Helena: Eu sou médica e diretora, a Ana é atriz e diretora.
Como vocês se protegiam do vírus enquanto filmava?
Helena: Fazíamos muitos, muitos, muitos testes, usávamos equipamentos de proteção o tempo todo, ficávamos só entre nós, equipe, não saíamos, não encontrávamos familiares ou amigos. Éramos nós duas, diretoras, o Léo Bittencourt, diretor de fotografia, o Matias Bruno, técnico de som, e produtores locais. Era uma equipe reduzida, porque em espaços como UTIs de Covid, só se permitia a entrada de uma, duas pessoas. Era perigoso para todos nós, sim, tínhamos medo, mas vimos a importância de desenvolver esse trabalho para criar uma memória. Uma memória da resistência, do que foi feito pelo SUS.
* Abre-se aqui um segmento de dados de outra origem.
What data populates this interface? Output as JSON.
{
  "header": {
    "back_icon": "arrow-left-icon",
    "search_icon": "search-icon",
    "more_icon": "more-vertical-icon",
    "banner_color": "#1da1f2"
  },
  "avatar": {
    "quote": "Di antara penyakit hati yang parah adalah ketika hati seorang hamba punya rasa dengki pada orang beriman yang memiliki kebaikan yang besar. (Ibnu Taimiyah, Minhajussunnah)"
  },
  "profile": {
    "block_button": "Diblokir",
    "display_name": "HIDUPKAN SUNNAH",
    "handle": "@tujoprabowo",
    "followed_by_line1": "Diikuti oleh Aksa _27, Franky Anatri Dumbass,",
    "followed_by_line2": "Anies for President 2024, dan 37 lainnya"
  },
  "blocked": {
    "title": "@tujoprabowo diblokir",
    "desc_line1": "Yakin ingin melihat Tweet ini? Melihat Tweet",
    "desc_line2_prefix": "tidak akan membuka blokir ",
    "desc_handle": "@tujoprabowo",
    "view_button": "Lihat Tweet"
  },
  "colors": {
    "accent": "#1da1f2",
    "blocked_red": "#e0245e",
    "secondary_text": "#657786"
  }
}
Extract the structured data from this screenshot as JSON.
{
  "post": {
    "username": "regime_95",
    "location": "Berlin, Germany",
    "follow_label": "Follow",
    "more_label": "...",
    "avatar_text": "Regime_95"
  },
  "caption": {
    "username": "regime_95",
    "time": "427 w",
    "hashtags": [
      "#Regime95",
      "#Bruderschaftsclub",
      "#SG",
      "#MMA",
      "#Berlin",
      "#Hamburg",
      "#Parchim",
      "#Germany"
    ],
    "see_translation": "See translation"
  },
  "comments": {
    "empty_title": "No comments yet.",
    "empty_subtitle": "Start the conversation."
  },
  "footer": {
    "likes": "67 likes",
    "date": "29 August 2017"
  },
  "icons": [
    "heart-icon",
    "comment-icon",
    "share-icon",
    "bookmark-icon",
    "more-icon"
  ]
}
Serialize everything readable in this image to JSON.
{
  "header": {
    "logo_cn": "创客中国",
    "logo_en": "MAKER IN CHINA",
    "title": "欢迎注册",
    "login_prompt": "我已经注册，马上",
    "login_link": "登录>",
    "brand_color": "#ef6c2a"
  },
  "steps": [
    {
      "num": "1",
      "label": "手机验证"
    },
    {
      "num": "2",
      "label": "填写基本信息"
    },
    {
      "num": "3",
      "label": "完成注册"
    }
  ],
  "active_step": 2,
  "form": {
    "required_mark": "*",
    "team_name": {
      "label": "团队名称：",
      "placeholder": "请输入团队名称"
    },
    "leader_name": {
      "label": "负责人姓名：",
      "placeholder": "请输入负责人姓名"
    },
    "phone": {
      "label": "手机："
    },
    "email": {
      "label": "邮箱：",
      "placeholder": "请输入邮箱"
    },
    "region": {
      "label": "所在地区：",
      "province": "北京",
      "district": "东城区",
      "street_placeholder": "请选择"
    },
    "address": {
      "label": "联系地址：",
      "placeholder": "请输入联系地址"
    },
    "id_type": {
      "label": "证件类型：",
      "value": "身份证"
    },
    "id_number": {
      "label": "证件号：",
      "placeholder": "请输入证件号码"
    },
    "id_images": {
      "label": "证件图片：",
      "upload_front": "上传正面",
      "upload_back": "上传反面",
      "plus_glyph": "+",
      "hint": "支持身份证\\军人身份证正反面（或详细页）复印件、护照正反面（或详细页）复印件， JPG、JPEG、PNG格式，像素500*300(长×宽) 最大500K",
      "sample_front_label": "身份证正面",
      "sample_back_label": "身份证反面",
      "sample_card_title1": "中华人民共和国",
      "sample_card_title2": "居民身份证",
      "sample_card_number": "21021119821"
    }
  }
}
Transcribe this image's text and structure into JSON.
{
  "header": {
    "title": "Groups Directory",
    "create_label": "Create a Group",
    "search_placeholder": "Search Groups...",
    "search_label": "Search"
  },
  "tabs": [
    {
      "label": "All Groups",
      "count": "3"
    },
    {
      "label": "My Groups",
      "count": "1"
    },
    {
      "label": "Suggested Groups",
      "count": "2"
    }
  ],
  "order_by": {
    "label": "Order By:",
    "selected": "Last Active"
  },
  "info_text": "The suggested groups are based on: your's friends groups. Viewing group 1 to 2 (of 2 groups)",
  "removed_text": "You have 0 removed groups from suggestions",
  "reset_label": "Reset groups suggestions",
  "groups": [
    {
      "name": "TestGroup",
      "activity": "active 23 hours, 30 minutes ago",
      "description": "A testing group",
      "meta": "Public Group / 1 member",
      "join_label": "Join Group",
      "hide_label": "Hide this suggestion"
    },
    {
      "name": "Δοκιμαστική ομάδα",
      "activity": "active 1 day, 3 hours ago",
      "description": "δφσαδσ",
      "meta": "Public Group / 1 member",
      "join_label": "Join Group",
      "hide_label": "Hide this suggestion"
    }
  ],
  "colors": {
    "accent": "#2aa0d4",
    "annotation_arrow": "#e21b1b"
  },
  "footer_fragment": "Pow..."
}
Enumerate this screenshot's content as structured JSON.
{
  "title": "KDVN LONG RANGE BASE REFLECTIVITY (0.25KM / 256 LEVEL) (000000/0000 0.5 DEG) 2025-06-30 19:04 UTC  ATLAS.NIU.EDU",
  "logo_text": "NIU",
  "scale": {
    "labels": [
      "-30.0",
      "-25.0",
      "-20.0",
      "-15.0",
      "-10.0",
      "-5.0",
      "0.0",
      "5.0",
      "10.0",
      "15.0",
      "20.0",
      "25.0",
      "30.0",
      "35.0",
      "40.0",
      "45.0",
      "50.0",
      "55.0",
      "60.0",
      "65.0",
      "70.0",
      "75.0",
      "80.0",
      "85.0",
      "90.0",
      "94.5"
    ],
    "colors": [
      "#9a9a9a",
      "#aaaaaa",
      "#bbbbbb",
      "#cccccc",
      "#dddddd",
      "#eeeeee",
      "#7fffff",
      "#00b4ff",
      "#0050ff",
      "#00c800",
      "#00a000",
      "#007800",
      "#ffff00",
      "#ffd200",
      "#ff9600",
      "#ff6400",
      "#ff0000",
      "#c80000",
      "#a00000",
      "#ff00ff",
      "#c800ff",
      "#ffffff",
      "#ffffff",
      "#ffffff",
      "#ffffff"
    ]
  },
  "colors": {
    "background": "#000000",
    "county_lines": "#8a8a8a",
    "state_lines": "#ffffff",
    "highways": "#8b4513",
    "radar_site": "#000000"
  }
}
Você chorou em algum momento, Helena?
Helena: Em vários. Quem assistiu ao filme, viu o paciente que tinha acabado de ser extubado e pediu para a equipe colocar uma música do Amado Batista. A equipe colocou, ele se emocionou e contou que a esposa havia falecido de Covid e que tinha vários netos e bisnetos à espera. Nessas horas, olhávamos um para o outro e nos emocionávamos muito. O povo brasileiro é tão bonito, com sua cultura, sua música, sua religiosidade, tentando sobreviver àquele pesadelo.
E você, Ana?
Ana: Também. Eu me lembro do memento em que a gente entrevistou uma profissional que trabalhava na lavanderia do hospital em Castanhal, no Pará. Falando sobre seu trabalho, ela pontuou que tinha muito orgulho de colocar um lençol limpinhos para os pacientes. “Quem não gosta de um lençol limpinho?”, ela perguntava. De certo modo, é um carinho. Ainda mais se a gente pensar que esses pacientes estavam sozinhos, longe da família. O trabalho dessa senhora tem um valor imenso, isso me emocionou e emociona bastante. É o trabalho dos “invisíveis”, das pessoas que tantas vezes não percebemos.
Sobre o filme
O documentário aborda a luta dos agentes de saúde do SUS durante o ano de 2020, e que, naquele momento, atuavam sem uma coordenação nacional. A trama das diretoras paulistas também expõe as implicações do atraso na oferta de vacinas no Brasil e a crescente disseminação da covid-19, que resultou na vitimação de milhares de pessoas. Busca capturar a subjetividade do cuidado em saúde que muitas vezes se expressam por meio do toque, do gesto e do olhar.